Month in Review: December 2017

The December Narrative

December saw global equity markets continue their unprecedented streak of consecutive positive months, closing out at record highs in an 8th consecutive year of the bull market.  During the month, the DJIA added to its tally of over 70 record closes in 2017 – the most it’s had since 1995.  Synchronized global growth coupled with benign inflation, accommodative policy, and strong corporate profits pushed stocks, bonds, and commodities higher.  A significant influence during the month was the tax reform package which amounts to approximately $1.4t worth of fiscal stimulus.  Bonds overcame interest rates creeping slightly higher thanks to a further tightening of credit spreads.  2018 is setting up a what looks like a tug-of-war between improving economic conditions versus sustained low inflation with the ever-present backdrop of the catalysts brewing in Europe, North Korea, and monetary policy trajectory.

Market Anecdotes

  • The tax reform bill, one of the primary driving forces behind the financial markets for the past two months, came to fruition towards the end of December.  The bill packed a bigger punch due to the front end loaded nature of the cuts – Wharton estimated companies will pay an average effective tax rate of 9% next year but in 10 years, baring changes, that will double back to 18%.
  • Tax bill highlights include reduction of corporate taxes from 35% to 21%, eliminating tax-exempt nature of pre-refunded municipal bonds (23% of the market), elimination of personal exemptions/increase in standard deductions, reduction of SALT/mortgage interest deductions, reduction of individual marginal rates, and curtailing AMT exposure.
  • The Fed hiked rates for a third time this year in December which was Janet Yellen’s final meeting as Fed Chair.  Of interest to markets was the non-unanimous 7-2 vote along with the discussion that the tax bill stimulus may elevate pressure to increase the pace of rate hikes in 2018.  They did, however, reaffirm their stated course for three hikes in 2018 and two in 2019.
  • Still no volatility.  The S&P 500 finished the year during the longest streak without either a 3% or 5% correction on record.  Meanwhile, the 165-day trading range of 30-year U.S. Treasuries reached their tightest trading range in recorded history, a mere 31.4 basis points.
  • The yield curve continued to flatten during the month as short-term yields priced in the Fed rate hike while long term yields continued to question growth and inflation outcomes.  The 10-yr UST finished the year nearly where it started at 2.4% while the 30-yr UST yield fell meaningfully from the 3.08% level where it started the year.  Both 3-month and 2-year yields moved notably higher for the month and calendar year 2017.
  • Month end riots in Iran, tightening supply, and strong demand pushed oil prices above $60 for the first time since 2014.  The EIA has reported eight consecutive weekly crude oil inventory drawdowns, now at levels 13.2% lower than this time last year.
  • The ECB started to trim its QE programme in 2017 and is expected to end it altogether in 2018. Even the BoJ is expected to raise its bond yield target slightly this year.  It seems there are few central banks available to pick up the monetary stimulus baton, setting up a potentially anxious year for the world’s bond markets.

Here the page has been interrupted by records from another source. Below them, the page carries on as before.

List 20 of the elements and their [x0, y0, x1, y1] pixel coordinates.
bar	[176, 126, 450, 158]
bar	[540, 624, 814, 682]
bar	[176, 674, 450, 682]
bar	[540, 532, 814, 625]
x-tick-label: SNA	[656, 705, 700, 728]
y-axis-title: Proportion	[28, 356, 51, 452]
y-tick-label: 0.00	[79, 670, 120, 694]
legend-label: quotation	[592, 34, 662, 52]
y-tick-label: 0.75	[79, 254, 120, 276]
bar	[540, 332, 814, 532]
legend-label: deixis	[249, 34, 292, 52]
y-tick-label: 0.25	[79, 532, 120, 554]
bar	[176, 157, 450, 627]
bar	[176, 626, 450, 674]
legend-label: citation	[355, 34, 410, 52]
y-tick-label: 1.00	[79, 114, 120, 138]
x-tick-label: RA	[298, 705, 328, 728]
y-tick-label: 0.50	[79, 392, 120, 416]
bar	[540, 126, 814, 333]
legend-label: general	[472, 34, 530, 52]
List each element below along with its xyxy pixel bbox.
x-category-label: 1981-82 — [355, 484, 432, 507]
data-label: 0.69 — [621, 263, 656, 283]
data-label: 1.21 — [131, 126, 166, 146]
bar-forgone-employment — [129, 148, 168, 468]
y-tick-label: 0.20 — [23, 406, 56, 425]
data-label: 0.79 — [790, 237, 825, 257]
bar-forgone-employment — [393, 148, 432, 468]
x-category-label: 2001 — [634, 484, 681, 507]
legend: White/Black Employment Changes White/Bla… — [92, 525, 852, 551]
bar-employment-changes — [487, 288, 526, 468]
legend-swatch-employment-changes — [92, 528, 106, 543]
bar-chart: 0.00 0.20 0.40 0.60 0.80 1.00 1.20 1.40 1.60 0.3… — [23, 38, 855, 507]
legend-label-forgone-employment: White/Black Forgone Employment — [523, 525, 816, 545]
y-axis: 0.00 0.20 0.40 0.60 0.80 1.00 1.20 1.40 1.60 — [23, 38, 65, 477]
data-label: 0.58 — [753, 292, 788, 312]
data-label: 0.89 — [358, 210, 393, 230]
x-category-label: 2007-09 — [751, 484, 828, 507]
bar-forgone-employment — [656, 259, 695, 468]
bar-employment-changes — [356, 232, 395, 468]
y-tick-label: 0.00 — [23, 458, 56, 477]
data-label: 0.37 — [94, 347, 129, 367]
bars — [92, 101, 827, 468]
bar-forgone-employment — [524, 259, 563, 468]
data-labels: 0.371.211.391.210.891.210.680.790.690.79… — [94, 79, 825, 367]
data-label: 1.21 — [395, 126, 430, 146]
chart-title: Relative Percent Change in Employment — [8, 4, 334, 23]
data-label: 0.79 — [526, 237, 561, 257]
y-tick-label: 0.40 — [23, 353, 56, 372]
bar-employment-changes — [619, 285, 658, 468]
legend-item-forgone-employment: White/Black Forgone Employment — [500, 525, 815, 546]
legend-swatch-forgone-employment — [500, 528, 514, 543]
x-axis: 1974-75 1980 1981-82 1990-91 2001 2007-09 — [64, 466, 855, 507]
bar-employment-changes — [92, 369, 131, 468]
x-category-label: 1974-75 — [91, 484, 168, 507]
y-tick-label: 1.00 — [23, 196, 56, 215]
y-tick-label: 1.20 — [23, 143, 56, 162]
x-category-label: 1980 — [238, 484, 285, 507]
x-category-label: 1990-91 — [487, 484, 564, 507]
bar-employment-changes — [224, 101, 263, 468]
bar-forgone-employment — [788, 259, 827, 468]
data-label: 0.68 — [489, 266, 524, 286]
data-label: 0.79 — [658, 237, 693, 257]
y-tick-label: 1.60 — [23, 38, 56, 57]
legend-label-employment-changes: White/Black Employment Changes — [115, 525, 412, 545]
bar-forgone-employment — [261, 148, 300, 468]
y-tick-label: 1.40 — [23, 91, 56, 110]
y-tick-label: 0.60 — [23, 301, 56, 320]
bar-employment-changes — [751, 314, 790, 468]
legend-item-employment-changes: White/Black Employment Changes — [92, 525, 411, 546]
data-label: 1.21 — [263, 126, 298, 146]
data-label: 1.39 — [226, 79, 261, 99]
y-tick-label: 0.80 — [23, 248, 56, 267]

Economic Release Highlights

  • December retail sales came in slightly weaker than expected but were roughly the same as the past few months.  The 3m/3m rates in November (12.2%) and December (11.3%) are the strongest we’ve seen since 2009.
  • CPI has started to tick higher after a serious soft patch in 2017.  December year over year headline and core CPI came in on the high end of expectations, increasing 2.1% and 1.8% respectively.
  • December’s employment report was somewhat disappointing, registering 148k versus 190k expected.  A closer look however shows a BLS change in the seasonal adjustment figure for December accounted for a -133k influence on the result.
  • December ISM manufacturing registered 59.7, headlined by a 14-year high for new orders.  New export orders also climbed higher to 58.5, a strong reading on overseas appetite for U.S. goods. The ISM non-manufacturing composite index declined to 55.9, missing expectations for 57.6.
  • After posting back-to-back 17-year highs, the consumer confidence index cooled slightly in the December report, to 122.1 vs a revised 128.6 in November and 126.2 in October.